Mantuve una expresión pensativa. Incluso sonreí un poco. La verdad es que sabía bien poco de batallas, y nada sobre la de Nancy, ni sobre quiénes habían tomado parte, quién había muerto y quién había resultado vencedor. Había visto cuadros de batallas, pero nunca había pintado ninguno. Caballos, pensé. Tendré que pintar al menos veinte caballos para cubrir las paredes, mezclados con brazos, piernas y armaduras. Me pregunté entonces qué había llevado a Jean le Viste —o a Léon, más probablemente— a elegirme para aquel trabajo. Mi reputación en la Corte es de miniaturista, pintor de retratos diminutos que las damas regalan a los caballeros para que los lleven consigo. Esas miniaturas, alabadas por su delicadeza, están muy solicitadas. Pinto escudos y portezuelas de coches de damas para ganarme unas monedas, pero mi verdadera especialidad es pintar rostros del tamaño de un dedo gordo, utilizando unas pocas cerdas de jabalí y colores mezclados con clara de huevo. Se necesita tener buen pulso, y eso no me falta, incluso después de haberme pasado la noche bebiendo en Le Coq d'Or. Pero la idea de pintar veinte caballos enormes... Empecé a sudar, aunque la habitación estaba fría.
—Estáis seguro de que queréis la batalla de Nancy, monseigneur —dije. No llegaba a ser una pregunta.

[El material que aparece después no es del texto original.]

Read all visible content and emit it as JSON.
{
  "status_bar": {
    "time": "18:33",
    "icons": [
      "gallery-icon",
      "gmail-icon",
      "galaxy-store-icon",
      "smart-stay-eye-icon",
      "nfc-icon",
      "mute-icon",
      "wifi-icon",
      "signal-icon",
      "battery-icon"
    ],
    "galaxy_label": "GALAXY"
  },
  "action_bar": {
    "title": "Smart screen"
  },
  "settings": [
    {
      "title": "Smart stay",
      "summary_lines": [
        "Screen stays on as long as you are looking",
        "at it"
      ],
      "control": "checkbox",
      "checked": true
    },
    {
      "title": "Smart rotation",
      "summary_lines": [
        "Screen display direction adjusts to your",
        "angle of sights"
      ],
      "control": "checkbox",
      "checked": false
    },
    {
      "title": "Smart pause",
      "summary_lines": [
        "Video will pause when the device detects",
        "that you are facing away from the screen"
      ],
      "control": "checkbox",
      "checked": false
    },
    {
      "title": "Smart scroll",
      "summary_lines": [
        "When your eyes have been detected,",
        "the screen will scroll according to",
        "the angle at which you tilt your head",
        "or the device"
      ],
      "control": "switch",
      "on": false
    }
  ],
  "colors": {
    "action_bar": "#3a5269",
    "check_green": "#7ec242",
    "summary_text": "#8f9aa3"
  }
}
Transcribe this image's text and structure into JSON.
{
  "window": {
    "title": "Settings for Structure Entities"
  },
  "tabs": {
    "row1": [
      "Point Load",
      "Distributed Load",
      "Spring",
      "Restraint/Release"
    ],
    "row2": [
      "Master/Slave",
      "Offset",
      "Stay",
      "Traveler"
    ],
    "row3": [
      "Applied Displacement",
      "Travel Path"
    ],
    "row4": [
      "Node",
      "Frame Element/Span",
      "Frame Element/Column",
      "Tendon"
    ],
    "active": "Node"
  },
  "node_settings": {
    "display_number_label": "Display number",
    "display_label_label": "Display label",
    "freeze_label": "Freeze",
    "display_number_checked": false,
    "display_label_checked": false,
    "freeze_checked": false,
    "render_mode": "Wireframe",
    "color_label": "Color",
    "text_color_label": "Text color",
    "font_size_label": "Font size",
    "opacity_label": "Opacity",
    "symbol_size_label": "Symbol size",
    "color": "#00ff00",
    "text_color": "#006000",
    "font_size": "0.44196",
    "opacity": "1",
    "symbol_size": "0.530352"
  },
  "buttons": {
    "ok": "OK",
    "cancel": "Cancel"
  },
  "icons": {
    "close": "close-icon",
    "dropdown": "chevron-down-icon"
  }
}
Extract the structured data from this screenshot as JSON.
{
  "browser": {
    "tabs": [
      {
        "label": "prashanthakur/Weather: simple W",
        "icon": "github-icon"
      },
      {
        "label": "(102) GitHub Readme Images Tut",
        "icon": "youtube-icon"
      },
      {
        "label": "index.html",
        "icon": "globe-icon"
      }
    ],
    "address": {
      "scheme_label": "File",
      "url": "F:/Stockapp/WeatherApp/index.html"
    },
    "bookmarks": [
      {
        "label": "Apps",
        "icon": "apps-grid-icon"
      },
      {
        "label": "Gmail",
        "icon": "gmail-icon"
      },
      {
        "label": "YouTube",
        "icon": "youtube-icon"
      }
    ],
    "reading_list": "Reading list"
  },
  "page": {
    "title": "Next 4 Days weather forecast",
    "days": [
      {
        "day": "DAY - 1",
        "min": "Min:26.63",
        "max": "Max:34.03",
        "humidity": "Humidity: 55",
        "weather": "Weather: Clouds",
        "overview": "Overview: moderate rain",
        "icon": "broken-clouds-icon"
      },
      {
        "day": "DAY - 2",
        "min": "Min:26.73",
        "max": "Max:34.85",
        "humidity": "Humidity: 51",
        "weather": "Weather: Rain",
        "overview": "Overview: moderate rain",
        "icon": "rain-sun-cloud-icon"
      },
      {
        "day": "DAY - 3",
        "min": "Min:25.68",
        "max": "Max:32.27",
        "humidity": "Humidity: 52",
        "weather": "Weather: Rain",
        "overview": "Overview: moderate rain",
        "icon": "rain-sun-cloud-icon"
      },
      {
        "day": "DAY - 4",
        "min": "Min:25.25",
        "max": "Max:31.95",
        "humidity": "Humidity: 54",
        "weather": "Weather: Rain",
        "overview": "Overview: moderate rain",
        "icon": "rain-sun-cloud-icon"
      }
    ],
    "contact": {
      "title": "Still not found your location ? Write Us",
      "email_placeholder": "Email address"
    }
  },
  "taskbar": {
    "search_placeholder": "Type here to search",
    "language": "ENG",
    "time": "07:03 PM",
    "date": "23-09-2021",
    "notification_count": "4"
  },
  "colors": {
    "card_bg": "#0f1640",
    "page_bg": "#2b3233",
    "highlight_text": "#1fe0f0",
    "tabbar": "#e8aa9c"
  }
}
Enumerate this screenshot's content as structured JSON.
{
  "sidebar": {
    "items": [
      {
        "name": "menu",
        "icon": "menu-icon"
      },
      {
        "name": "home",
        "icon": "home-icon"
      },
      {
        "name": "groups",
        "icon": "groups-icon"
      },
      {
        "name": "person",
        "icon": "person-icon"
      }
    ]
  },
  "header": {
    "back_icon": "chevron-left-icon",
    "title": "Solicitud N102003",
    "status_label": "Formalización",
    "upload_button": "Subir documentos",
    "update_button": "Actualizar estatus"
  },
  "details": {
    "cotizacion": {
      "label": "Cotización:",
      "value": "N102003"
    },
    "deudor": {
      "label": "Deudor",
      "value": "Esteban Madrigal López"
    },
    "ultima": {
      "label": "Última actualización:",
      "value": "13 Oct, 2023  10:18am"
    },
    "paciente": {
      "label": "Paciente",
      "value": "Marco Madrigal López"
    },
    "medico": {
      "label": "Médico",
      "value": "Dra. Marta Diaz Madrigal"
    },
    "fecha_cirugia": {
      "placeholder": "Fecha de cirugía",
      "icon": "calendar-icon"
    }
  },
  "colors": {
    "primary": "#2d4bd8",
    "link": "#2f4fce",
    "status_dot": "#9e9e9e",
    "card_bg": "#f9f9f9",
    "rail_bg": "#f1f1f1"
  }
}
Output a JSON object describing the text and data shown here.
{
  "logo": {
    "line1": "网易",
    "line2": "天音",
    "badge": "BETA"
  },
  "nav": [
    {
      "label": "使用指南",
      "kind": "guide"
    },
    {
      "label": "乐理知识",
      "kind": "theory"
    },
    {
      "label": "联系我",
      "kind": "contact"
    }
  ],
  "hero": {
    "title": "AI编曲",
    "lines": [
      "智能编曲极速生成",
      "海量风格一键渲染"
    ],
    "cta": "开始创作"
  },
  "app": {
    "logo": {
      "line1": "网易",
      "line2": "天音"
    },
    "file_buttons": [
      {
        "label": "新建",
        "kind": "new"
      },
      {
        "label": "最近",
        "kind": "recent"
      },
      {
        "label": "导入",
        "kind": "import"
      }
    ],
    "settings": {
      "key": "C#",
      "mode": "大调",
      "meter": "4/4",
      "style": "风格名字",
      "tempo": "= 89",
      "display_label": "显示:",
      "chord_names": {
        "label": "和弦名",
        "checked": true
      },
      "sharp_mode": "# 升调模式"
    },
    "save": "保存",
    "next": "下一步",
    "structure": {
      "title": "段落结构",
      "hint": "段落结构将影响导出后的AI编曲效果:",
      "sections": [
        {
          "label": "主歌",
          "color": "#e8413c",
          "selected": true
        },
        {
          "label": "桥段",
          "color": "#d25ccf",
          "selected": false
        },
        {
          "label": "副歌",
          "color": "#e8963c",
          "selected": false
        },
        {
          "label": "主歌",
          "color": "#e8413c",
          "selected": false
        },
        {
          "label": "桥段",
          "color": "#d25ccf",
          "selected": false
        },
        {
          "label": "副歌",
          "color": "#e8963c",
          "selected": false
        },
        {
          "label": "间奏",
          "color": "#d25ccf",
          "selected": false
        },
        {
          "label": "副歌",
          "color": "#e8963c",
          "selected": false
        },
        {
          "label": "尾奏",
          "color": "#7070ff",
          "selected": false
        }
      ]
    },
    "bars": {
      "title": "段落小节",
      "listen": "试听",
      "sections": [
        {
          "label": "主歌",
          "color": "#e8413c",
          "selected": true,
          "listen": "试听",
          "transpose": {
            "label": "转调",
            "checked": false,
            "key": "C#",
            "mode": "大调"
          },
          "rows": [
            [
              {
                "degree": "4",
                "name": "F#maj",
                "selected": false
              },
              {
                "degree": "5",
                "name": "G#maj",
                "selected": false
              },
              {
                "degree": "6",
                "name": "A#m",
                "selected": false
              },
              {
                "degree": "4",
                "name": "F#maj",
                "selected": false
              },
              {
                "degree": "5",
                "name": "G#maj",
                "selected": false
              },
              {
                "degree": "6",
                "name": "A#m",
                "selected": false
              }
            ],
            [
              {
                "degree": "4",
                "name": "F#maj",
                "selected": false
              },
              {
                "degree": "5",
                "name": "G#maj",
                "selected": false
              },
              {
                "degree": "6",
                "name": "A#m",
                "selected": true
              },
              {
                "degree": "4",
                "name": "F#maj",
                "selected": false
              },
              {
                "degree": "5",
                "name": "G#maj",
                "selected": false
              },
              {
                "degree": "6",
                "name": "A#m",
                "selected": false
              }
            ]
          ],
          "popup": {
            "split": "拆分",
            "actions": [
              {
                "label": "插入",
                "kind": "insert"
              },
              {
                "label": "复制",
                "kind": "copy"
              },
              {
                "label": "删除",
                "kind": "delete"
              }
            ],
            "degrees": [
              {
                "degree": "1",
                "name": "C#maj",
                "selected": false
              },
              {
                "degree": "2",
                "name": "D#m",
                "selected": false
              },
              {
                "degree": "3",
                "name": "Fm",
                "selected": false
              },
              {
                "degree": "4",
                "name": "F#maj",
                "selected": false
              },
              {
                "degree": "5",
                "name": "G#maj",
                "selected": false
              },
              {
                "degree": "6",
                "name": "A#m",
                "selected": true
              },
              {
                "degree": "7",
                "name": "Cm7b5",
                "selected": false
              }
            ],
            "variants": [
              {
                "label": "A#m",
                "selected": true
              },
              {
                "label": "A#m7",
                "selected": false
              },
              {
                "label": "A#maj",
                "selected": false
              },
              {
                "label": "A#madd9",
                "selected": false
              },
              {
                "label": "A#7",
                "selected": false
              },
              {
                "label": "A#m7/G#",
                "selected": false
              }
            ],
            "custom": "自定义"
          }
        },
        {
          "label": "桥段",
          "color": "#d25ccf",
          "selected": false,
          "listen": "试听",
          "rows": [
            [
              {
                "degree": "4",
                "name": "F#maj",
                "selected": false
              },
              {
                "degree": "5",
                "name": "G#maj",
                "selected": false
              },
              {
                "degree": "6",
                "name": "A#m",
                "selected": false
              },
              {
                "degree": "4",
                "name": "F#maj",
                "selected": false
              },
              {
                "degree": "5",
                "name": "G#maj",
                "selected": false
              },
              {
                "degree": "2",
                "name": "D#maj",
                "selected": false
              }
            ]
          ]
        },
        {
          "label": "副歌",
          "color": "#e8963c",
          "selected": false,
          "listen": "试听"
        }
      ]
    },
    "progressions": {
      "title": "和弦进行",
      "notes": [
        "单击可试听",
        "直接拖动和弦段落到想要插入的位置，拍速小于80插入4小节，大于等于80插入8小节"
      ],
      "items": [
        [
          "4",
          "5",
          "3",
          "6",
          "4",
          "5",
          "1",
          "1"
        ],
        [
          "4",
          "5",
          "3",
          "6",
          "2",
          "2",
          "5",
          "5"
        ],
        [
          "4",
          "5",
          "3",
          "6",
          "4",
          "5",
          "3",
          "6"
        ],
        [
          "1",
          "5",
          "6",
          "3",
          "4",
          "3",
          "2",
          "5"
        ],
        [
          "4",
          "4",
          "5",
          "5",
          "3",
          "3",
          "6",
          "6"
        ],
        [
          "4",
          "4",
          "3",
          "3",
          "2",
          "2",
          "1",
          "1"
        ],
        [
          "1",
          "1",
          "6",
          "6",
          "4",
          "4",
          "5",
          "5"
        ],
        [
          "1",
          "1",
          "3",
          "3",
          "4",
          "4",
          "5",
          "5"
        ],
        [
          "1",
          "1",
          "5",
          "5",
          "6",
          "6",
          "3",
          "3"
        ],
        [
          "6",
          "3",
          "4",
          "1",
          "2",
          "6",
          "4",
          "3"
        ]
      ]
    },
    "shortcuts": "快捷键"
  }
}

Jean le Viste frunció el ceño.
—¿Por qué no iba a estar seguro?
—Por ningún motivo, monseigneur —respondí muy deprisa—. Pero serán obras importantes y tenéis que estar seguro de que habéis elegido lo que queréis —me maldije por la torpeza de mis palabras.
Jean le Viste resopló.
—Siempre sé lo que quiero. En cuanto a ti, sin embargo..., no parece interesarte mucho este trabajo. Quizá sea mejor buscar otro artista que esté mejor dispuesto.
Volví a hacer una profunda reverencia.
—No, no, monseigneur, me llena de gratitud, por supuesto, que se me proponga para una obra tan espléndida. Estoy seguro de que no soy digno de vuestra amabilidad al pensar en mí. No debéis temer que no ponga todo mi corazón y toda mi cabeza en esos tapices.